A billion rows with a field that is 100k is, to say the least, big. That comes to 100 Tbytes of data (using the American definition of "terabyte"). According to the documentation:
The InnoDB storage engine maintains InnoDB tables within a tablespace
that can be created from several files. This enables a table to exceed
the maximum individual file size. The tablespace can include raw disk
partitions, which permits extremely large tables. The maximum
tablespace size is 64TB.
In other words, you may have bigger problems than performance. You will probably be spreading the table across multiple partitions.
If you are only occasionally retrieving the text and never using it for searches, I would suggest that you store it in a separate table.
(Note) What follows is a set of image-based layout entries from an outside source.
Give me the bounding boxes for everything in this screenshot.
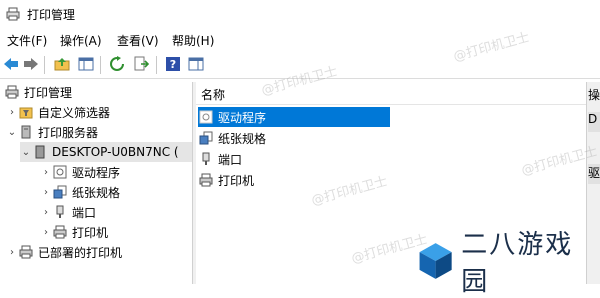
printer-icon — [4, 84, 20, 100]
server-icon — [18, 124, 34, 140]
refresh-icon[interactable] — [108, 55, 126, 73]
tree-item-ports[interactable]: › 端口 — [40, 202, 96, 222]
tree-item-server[interactable]: ⌄ DESKTOP-U0BN7NC ( — [20, 142, 192, 162]
menu-bar: 文件(F) 操作(A) 查看(V) 帮助(H) — [0, 28, 600, 50]
list-item-ports[interactable]: 端口 — [198, 149, 242, 169]
svg-text:?: ? — [170, 58, 176, 71]
toolbar-separator — [44, 56, 45, 74]
printer-icon — [198, 172, 214, 188]
printer-icon — [18, 244, 34, 260]
brand-logo: 二八游戏园 — [416, 230, 586, 297]
port-icon — [198, 151, 214, 167]
actions-item-label: D — [588, 112, 598, 126]
tree-item-print-management[interactable]: 打印管理 — [4, 82, 72, 102]
tree-item-printers[interactable]: › 打印机 — [40, 222, 108, 242]
list-item-label: 驱动程序 — [218, 110, 267, 125]
printer-app-icon — [6, 7, 20, 21]
menu-view[interactable]: 查看(V) — [117, 32, 159, 49]
show-hide-tree-icon[interactable] — [77, 55, 95, 73]
window-title: 打印管理 — [27, 8, 76, 22]
tree-label: 端口 — [72, 205, 97, 220]
list-item-label: 纸张规格 — [218, 131, 267, 146]
printer-icon — [52, 224, 68, 240]
chevron-right-icon[interactable]: › — [40, 187, 52, 198]
paper-forms-icon — [52, 184, 68, 200]
tree-item-drivers[interactable]: › 驱动程序 — [40, 162, 120, 182]
forward-icon[interactable] — [22, 55, 40, 73]
paper-forms-icon — [198, 130, 214, 146]
toolbar-separator — [156, 56, 157, 74]
actions-pane: 操 D 驱 — [586, 82, 600, 284]
tree-label: DESKTOP-U0BN7NC ( — [52, 145, 179, 159]
brand-name: 二八游戏园 — [461, 230, 574, 297]
computer-icon — [32, 144, 48, 160]
cube-logo-icon — [419, 243, 452, 279]
export-list-icon[interactable] — [132, 55, 150, 73]
list-item-drivers[interactable]: 驱动程序 — [198, 107, 390, 127]
tree-label: 已部署的打印机 — [38, 245, 123, 260]
chevron-right-icon[interactable]: › — [40, 167, 52, 178]
toolbar-separator — [100, 56, 101, 74]
tree-label: 打印管理 — [24, 85, 73, 100]
toolbar: ? — [0, 52, 600, 79]
tree-label: 纸张规格 — [72, 185, 121, 200]
actions-item[interactable]: 驱 — [588, 164, 600, 184]
chevron-right-icon[interactable]: › — [40, 207, 52, 218]
tree-item-print-servers[interactable]: ⌄ 打印服务器 — [6, 122, 98, 142]
chevron-down-icon[interactable]: ⌄ — [6, 127, 18, 138]
tree-item-forms[interactable]: › 纸张规格 — [40, 182, 120, 202]
menu-action[interactable]: 操作(A) — [60, 32, 102, 49]
back-icon[interactable] — [2, 55, 20, 73]
up-folder-icon[interactable] — [53, 55, 71, 73]
show-action-pane-icon[interactable] — [187, 55, 205, 73]
column-header-name[interactable]: 名称 — [196, 82, 586, 105]
port-icon — [52, 204, 68, 220]
tree-item-deployed-printers[interactable]: › 已部署的打印机 — [6, 242, 122, 262]
help-icon[interactable]: ? — [164, 55, 182, 73]
driver-icon — [52, 164, 68, 180]
list-item-label: 打印机 — [218, 173, 255, 188]
menu-file[interactable]: 文件(F) — [7, 32, 47, 49]
list-item-forms[interactable]: 纸张规格 — [198, 128, 266, 148]
filter-folder-icon — [18, 104, 34, 120]
chevron-right-icon[interactable]: › — [6, 107, 18, 118]
list-item-printers[interactable]: 打印机 — [198, 170, 254, 190]
tree-label: 打印机 — [72, 225, 109, 240]
chevron-right-icon[interactable]: › — [6, 247, 18, 258]
tree-label: 驱动程序 — [72, 165, 121, 180]
console-tree: 打印管理 › 自定义筛选器 ⌄ 打印服务器 ⌄ DESKTOP-U0BN7NC … — [0, 82, 192, 284]
driver-icon — [198, 109, 214, 125]
tree-label: 自定义筛选器 — [38, 105, 111, 120]
title-bar: 打印管理 — [0, 0, 600, 28]
actions-item[interactable]: D — [588, 112, 600, 132]
list-item-label: 端口 — [218, 152, 243, 167]
actions-header: 操 — [588, 88, 600, 102]
tree-item-custom-filters[interactable]: › 自定义筛选器 — [6, 102, 110, 122]
menu-help[interactable]: 帮助(H) — [172, 32, 214, 49]
column-header-label: 名称 — [201, 88, 226, 102]
tree-label: 打印服务器 — [38, 125, 99, 140]
chevron-right-icon[interactable]: › — [40, 227, 52, 238]
actions-item-label: 驱 — [588, 166, 600, 180]
chevron-down-icon[interactable]: ⌄ — [20, 147, 32, 158]
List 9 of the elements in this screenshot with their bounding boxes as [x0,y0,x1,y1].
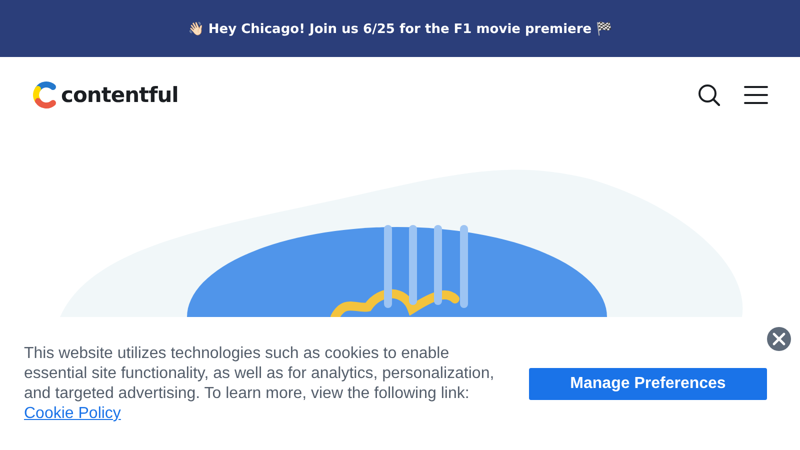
cookie-policy-link[interactable]: Cookie Policy [24,405,121,422]
manage-preferences-button[interactable]: Manage Preferences [529,368,767,400]
close-icon[interactable] [766,326,792,352]
menu-icon[interactable] [744,85,768,105]
announcement-link[interactable]: 👋🏻 Hey Chicago! Join us 6/25 for the F1 movie premiere 🏁 [188,20,612,36]
search-icon[interactable] [698,84,720,106]
logo[interactable]: contentful [33,81,178,109]
cookie-message: This website utilizes technologies such as cookies to enable essential site functionality, as well as for analytics, personalization, and targeted advertising. To learn more, view the following link: Cookie Policy [24,344,496,424]
logo-icon [33,81,59,109]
That way, you can customize that table for access to these records. You'll have a primary key used for reference and all references will be through that id.
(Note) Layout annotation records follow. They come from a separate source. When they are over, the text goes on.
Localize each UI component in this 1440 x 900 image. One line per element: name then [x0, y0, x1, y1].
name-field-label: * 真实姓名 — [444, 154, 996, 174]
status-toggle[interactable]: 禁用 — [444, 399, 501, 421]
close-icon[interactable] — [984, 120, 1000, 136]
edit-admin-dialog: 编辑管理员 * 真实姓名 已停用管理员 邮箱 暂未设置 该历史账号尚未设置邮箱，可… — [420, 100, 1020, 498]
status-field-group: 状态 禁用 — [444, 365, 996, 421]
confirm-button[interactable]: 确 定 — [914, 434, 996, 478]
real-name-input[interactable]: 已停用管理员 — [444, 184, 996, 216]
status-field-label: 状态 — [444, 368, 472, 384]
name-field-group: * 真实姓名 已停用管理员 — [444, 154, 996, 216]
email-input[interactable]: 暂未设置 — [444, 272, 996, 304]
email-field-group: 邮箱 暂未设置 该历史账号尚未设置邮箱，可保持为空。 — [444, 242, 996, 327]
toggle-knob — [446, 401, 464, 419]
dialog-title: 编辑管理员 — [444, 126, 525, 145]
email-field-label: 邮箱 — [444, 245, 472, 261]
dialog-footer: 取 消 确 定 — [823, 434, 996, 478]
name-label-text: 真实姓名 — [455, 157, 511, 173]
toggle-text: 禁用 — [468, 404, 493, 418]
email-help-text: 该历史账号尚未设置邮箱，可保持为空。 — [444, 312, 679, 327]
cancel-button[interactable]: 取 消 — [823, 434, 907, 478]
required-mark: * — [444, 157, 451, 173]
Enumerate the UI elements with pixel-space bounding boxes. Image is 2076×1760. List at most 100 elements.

If you are using the text for searches, particularly searches combined with the "fixed" data, then my architectural preference would be to include it in the base table to facilitate the searching across fields.
However, even with this preference, it is probably safer to put it in a different table. For instance, MySQL instantiates subqueries. It is very typical to use *
for a subquery. Consider a simple case: a query to get the 1000 most recent records ordered by userid:
select t.*
from (select t.*
from t
order by createddate
limit 1000
) t
order by userid
The use of t.*
means that the text column would also be retrieved. So a query that might take a fraction of a second (with an index) would have to read and write 1000*100k = 100 Mbytes of data (at least). This would probably take a bit longer.
In conclusion, I would advocate putting the text column in a table where it is often being searched with other columns -- for example, in a database of abstracts of scientific papers. For really large data, I would put it in a separate field, so I could better manage the storage in extreme cases.